Climat – Environnement

Les guetteurs azuréens surveillent les incendies tout l'été

Par Lisa Melia, France Bleu Azur mardi 9 août 2016 à 8:48

Médhi Virorello, l'un des guetteurs azuréens
Médhi Virorello, l'un des guetteurs azuréens © Radio France - Lisa Melia

Le risque d’incendie dans les Alpes-Maritimes reste au niveau « sévère », surtout sur le littoral. La clef pour lutter efficacement contre les feux de forêt, c’est la détection. Force 06 assure cette mission : tout l’été, des guetteurs surveillent les vallées, à l’affût de la moindre fumée.

Fin d’après-midi. Depuis cinq jours, Médhi Virorello reste au poste : debout devant sa table d’orientation, jumelles au point, talkie-walkie à portée de main, dos à l’abri en pierre dans lequel il passe ses nuits. Il a le regard fixé en direction de Nice, car il a cru voir une fumée. Fausse alerte. « A cette heure-ci, la lumière devient rase et provoque des reflets, c’est plus difficile de distinguer un véritable panache de fumée. »

Le premier maillon de la chaine

Du 1er juillet au 31 septembre, ils sont une vingtaine, comme Médhi, à se relayer sur les neuf postes permanents de guets dans les Alpes-Maritimes. Leur mission : repérer le plus vite possible le moindre départ de feu, évaluer sa localisation et son importance le plus précisément et transmettre l’information aux pompiers azuréens. Depuis le début de l’été, ils signalent entre un et trois départs de feu chaque jour.

Le guet de Revère, dans le Parc départemental de la Grande Corniche - Radio France
Le guet de Revère, dans le Parc départemental de la Grande Corniche © Radio France - Lisa Melia

« Nous sommes le premier maillon de la chaîne, affirme avec fierté Jean-Marie Demirdjian, le responsable de Force 06, le service de détection et de prévention des feux de forêt. En plus de ces neuf postes permanents, trois guets peuvent être activés quand la situation devient particulièrement critique, par exemple si l’hydrométrie baisse soudainement, si le vent se lève et si la végétation devient encore plus sèche. » Pour l’heure, sur le guet de la Revère, dans le Parc départemental de la Grande Corniche, le risque incendie n’est « que » de 4 sur une échelle de 6, c’est-à-dire « risque sévère ».

Jean-Marie Demirdjian, responsable de Force 06

Guetteur, une histoire de famille

Entouré de pins, de lavandes, d’un immense Eucalyptus et d’un potager, Médhi passe son dixième été au guet de Revère. Une histoire de famille.

« Mon père fait ce métier depuis plus de 30 ans. Il était posté ici même et j’y ai passé les étés de mon enfance. Dans les années 1980, nous avons connu de terribles incendies dans la région et ça m’a profondément marqué. C’est aussi pour ça que j’y consacre mes étés d’adulte, désormais. Je veux participer à la lutte contre les incendies. »

C’est d’ailleurs sur cette colline, qui surplombe la vallée du Paillon jusqu’au Mercantour et les hauteurs niçoises, depuis la mer jusqu’au Mont Chauve, que la Force 06 a failli perdre l’un des siens.
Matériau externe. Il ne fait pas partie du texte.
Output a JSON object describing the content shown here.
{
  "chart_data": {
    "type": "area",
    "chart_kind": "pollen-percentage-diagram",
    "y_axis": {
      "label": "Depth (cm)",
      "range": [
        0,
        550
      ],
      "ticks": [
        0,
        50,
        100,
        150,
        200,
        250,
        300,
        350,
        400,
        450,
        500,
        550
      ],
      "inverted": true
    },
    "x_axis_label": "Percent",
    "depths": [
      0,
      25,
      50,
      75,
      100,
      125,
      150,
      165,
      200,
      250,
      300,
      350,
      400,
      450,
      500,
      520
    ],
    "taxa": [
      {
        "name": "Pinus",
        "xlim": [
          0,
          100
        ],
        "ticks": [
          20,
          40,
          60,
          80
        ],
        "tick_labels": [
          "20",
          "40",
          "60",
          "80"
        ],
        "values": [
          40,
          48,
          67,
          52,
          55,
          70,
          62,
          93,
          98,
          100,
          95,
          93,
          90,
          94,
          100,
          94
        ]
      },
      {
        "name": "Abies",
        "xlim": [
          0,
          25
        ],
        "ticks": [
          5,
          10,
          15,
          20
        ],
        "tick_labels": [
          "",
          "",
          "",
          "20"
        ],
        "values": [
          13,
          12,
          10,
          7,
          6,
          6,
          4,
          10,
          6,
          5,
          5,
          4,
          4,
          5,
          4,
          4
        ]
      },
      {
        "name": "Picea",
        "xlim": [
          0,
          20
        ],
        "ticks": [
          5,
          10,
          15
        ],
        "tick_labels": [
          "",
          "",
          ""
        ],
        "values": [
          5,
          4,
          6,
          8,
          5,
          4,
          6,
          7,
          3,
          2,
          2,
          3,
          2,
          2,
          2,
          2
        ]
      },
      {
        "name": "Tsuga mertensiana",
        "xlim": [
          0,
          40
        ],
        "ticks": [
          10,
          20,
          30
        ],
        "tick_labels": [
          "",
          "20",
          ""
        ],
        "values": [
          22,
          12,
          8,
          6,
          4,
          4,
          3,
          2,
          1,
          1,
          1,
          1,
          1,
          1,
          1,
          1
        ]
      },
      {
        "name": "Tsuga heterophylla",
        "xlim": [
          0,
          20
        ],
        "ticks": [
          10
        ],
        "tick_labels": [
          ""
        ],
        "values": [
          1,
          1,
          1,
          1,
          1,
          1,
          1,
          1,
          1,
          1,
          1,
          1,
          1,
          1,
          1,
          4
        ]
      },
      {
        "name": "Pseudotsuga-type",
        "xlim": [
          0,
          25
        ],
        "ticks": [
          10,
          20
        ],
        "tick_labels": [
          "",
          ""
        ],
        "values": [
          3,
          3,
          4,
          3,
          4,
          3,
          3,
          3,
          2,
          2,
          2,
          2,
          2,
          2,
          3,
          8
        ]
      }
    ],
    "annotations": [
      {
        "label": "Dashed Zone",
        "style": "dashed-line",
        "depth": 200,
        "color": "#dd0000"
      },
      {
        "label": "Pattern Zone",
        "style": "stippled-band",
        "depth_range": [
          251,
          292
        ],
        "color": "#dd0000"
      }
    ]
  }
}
Été 1986 : l’un des pires incendies jamais connu dans le département ravage le Parc de la Grande Corniche, sur la commune d’Eze. Le guetteur doit fuir devant les flammes, qui progressent très vite, il récupère un éleveur de chien d’aveugle et ses animaux, installés un peu plus haut. Ils s’en sortent de justesse. Médhi s’en souvient bien, même s’il n’avait que quatre ans à l’époque : le guetteur était son père.

Médhi Virorello - Radio France
Médhi Virorello © Radio France - Lisa Melia

« Quand nous sommes revenus, le lendemain, tout avait brûlé. Le paysage était lunaire. Tout ce qui se trouve autour de moi a moins de trente ans. C’est d’ailleurs mon père qui a replanté les arbres autour de l’abri. » Le fils met désormais un point d’honneur à veiller sur eux.